Squatters say that the municipality stopped providing electricity to the shack communities and thus people are forced to use candles, which often cause shack fires. They are demanding services from the eThekwini municipality.

This is the way good can arise from the ashes of tragedy: through organizing.

Tuesday, August 22, 2006

Squatters stone police after forced removal

The bad news from South Africa keeps getting worse. This article from the Pretoria News details another round of violence between squatters and police.

Would someone please explain to the ANC government: moving squatters 15 kilometers out of town is objectionable because they would spend all their money commuting and would have no money left to feed themselves and their families. The solution is not eviction, but working with squatters to improve their neighborhoods.

Friday, August 18, 2006

Police evict Africans in raid on France's biggest squat

Yesterday, police evicted African squatters from France's biggest squat, a former school in a nice Paris suburb. Again and again and again: eviction with no plans for rehousing except Red Cross emergency shelters. No offer to work with the squatters. No offer to do anything but push people out.

Ghislain Thierry, 25, an electrician who has lived in the building for a year and a half, is originally from Cameroon and has been in France legally for 12 years. Here's his take on the eviction: "I have a decent job and enough money to rent a flat. You'd think I would be able to find a roof over my head without having to live in a squat, but not in France. I experience racism every single day, in every aspect of my life."

Tuesday, August 15, 2006

Kenya: Entire Cabinet to Undergo Wealth Probe

Not exactly related to squatter, but...

this is an earth-shattering event: financial disclosure for all the ministers in the Kenyan government. Of course, the information should also be public, and it should include President Mwai Kibaki. But this small step forward in transparency may loom large in coming years. And if any big-time Kenyan politicians are profiting from huts in the country's squatter areas, this would be the right time for the information to come out.

Monday, August 14, 2006

the true cause of shack fires

from a press release sent out by Abahlali baseMjondolo, after another slum fire killed a 70 year old man:

These fires are not acts of god. They are a direct consequence of the eThekwini Municipality’s infamous and unconstitutional 2001 decision to suspend the provision of electricity to shack settlement.


S’bu Zikode, President of Abahlali baseMjondolo, said "They tell us that they will clear the slums by 2010 but they won’t tell us what their plan is – where they want to put us and when they want to move us.
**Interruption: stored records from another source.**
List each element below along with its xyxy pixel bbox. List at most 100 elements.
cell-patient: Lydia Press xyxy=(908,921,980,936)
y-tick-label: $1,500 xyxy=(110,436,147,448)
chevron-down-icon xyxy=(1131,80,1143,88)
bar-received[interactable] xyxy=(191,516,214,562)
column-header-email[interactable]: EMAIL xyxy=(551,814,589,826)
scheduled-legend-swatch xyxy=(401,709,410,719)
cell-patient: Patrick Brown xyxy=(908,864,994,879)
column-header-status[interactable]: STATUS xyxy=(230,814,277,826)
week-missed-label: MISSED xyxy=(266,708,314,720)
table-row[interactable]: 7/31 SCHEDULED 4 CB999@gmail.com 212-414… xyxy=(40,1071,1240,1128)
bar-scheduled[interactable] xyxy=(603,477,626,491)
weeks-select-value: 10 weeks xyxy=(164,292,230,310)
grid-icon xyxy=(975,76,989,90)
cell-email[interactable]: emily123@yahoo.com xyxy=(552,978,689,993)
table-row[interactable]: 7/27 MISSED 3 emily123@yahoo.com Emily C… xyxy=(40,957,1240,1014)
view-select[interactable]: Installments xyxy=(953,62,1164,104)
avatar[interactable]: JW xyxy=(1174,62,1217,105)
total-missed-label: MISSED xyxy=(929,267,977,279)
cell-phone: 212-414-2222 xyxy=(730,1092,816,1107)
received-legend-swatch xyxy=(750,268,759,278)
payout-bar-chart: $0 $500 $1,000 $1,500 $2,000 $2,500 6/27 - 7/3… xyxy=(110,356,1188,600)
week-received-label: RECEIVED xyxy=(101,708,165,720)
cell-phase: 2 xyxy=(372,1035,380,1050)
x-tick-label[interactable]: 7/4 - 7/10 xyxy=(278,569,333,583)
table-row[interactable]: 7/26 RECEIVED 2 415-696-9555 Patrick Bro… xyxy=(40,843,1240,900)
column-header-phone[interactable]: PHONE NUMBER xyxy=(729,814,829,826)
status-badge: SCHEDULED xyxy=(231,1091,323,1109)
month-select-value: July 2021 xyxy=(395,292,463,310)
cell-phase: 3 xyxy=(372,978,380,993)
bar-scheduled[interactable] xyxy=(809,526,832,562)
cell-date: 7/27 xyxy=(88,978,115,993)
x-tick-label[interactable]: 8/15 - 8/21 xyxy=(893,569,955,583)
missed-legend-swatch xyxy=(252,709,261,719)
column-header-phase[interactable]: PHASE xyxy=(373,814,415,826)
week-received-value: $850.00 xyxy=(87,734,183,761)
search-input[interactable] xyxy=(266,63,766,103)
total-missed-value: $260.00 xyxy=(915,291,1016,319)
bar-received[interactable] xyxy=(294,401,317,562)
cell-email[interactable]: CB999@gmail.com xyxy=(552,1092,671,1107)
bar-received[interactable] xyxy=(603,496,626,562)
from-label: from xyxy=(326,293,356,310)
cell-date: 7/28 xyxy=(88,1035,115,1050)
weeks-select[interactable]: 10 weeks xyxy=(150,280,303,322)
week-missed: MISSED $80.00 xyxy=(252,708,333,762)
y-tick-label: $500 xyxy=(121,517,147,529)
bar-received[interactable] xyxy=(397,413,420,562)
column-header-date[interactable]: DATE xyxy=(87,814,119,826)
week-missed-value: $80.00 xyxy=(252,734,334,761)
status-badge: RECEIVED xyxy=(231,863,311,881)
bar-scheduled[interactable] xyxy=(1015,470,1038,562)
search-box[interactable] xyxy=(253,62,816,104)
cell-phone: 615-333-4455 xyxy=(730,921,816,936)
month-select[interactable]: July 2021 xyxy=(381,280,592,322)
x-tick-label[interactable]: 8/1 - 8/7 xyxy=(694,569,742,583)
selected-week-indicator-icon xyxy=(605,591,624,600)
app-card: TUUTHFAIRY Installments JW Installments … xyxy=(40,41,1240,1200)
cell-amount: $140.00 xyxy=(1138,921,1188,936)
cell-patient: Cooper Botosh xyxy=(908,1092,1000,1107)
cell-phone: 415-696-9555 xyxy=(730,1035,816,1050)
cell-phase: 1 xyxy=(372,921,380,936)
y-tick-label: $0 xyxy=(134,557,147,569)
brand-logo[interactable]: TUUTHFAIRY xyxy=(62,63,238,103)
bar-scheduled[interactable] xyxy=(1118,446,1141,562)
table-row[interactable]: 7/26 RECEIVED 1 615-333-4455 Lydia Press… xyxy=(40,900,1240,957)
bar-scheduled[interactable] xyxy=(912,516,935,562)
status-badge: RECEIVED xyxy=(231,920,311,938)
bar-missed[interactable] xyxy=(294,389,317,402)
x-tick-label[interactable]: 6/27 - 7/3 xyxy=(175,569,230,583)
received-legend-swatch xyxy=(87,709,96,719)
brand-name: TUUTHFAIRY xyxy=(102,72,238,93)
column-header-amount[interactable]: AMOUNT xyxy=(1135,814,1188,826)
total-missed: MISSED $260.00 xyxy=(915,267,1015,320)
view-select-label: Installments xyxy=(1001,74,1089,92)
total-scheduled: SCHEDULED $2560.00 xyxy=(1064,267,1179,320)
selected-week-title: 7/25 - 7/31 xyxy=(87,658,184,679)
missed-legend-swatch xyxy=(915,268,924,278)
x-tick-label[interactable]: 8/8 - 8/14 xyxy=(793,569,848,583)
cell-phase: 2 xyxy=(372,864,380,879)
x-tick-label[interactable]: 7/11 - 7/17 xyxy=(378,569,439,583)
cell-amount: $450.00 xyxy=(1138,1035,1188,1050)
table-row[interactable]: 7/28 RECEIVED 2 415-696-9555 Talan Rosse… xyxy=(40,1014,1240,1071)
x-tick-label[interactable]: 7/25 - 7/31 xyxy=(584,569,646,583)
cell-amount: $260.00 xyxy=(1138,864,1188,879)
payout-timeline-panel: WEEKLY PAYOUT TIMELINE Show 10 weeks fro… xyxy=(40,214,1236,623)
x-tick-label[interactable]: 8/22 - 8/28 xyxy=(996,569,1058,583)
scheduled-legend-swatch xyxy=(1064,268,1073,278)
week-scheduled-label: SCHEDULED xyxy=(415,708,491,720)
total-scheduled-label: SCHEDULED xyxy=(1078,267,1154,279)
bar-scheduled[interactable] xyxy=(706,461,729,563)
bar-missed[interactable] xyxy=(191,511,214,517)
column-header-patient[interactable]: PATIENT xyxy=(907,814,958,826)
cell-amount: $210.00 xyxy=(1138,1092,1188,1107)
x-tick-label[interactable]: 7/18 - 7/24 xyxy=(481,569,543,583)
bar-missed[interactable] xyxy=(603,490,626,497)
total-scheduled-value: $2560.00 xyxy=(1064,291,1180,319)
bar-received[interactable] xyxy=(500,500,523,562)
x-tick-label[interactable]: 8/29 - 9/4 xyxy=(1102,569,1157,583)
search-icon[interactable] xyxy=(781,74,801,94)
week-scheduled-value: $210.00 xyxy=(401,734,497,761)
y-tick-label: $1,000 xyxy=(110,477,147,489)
They will not or cannot show us any programme. While we wait for a promise with no details we are being killed. We seriously condemn this incident. We are saying that the government is responsible for this death. Everyday we are making noise about fire, about the urgent need for water, electricity and toilets, about the need for land and housing in the city. It is not like we are keeping quiet. Everybody knows what is needed but the government just ignores us."

Saturday, August 12, 2006

Aguablanca: eviction in Colombia

Aguablanca is a squatter community of about 600,000 people in Cali, Colombia. At 3am on June 16th, 900 police officers arrived to smash 1,200 homes in the community. In the melee, a six-month-old child died of exposure to tear gas. A 1 1/2 year old kid was smashed in the head and is still hospitalized. And many families are still living in crude conditions on a nearby roadside.

For what? These kinds of violent forced evictions are among the worst excesses governments can visit on people.

[Thanks to TEO for the link!]

Wednesday, August 02, 2006

World Bank: billions for Lagos slums

The World Bank offers N25.2 billion ($200 million) to upgrade slums in Lagos. But what is the money for, who will control it, how will it be spent, will the slum-dwellers themselves be involved, will people be able to afford what the World Bank money might produce? Money alone is not the issue.